しかし男性は、今度は脅すように声を低くした。

「察しが悪いですね。建築関係に顔が効くのだと理解できませんか? お兄さまの会社を潰すことも容易いと」

ぞっと背筋が冷えた。選択権なんてない、この人は最初から私を脅すつもりでこの場に連れてきたんだ。

涼晴と別れろ。
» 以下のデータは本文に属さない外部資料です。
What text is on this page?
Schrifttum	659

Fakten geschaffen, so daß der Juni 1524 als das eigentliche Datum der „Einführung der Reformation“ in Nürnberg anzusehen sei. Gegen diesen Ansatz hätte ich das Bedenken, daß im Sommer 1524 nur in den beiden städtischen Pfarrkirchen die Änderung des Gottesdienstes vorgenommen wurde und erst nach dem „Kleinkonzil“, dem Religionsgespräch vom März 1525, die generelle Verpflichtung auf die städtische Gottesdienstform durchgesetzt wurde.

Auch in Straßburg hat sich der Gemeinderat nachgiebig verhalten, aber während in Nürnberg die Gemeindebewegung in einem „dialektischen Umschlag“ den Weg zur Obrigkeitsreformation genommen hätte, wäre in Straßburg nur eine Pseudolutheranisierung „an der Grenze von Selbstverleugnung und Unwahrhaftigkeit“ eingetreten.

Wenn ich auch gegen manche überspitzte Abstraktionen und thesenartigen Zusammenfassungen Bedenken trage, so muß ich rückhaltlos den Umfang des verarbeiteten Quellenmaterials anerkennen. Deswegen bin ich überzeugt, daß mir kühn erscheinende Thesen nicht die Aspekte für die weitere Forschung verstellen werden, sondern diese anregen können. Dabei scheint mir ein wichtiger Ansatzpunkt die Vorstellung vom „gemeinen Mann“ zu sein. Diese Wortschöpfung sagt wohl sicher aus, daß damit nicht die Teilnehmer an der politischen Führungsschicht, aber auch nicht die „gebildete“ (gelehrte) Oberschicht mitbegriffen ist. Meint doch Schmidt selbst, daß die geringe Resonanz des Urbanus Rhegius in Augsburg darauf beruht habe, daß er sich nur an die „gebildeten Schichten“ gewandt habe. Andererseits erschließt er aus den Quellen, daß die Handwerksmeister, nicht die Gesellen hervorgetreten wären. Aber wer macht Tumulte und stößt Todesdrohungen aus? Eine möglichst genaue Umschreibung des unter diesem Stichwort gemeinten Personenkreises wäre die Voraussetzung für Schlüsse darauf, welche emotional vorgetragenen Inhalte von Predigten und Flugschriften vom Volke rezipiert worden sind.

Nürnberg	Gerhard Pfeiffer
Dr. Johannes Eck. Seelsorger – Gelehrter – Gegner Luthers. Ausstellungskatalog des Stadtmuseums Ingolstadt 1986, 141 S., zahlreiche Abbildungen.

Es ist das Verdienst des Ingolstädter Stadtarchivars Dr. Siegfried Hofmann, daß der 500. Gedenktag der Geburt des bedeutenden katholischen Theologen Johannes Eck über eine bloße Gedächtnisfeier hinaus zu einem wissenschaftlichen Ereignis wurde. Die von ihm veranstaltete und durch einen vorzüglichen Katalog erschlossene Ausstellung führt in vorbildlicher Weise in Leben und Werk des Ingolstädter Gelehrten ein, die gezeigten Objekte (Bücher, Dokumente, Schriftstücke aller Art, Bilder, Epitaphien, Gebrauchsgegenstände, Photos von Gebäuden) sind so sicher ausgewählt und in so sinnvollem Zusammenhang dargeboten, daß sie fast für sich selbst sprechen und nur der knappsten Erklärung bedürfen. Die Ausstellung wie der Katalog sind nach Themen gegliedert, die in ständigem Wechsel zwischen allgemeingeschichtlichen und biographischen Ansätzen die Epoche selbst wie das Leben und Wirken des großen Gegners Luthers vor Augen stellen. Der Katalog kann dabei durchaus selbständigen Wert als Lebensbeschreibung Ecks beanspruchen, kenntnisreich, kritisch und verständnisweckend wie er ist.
でなければ兄の会社を潰すぞ、と。

「いずれにせよ、涼晴さんは渡米して、もう二度とあなたの前には現れない。大人しく身を引いてください」

男性は冷たく言い放ち、緑茶をすする。私はこれ以上、なんの反論もできなかった。




私がひと通りの事情を説明すると、兄は壁に拳を叩きつけ、ふざけんな!と叫んだ。

「私だって子どもができたとき、涼晴に伝えようか悩んだ。でもそうしたらお兄ちゃんの会社が潰されてしまうと思って――」

「だからふざけるなって!」

目に涙を溜めて兄が叫ぶ。まさか自分が人質にとられていたとは思わなかったのだろう。悔しそうに歯がみした。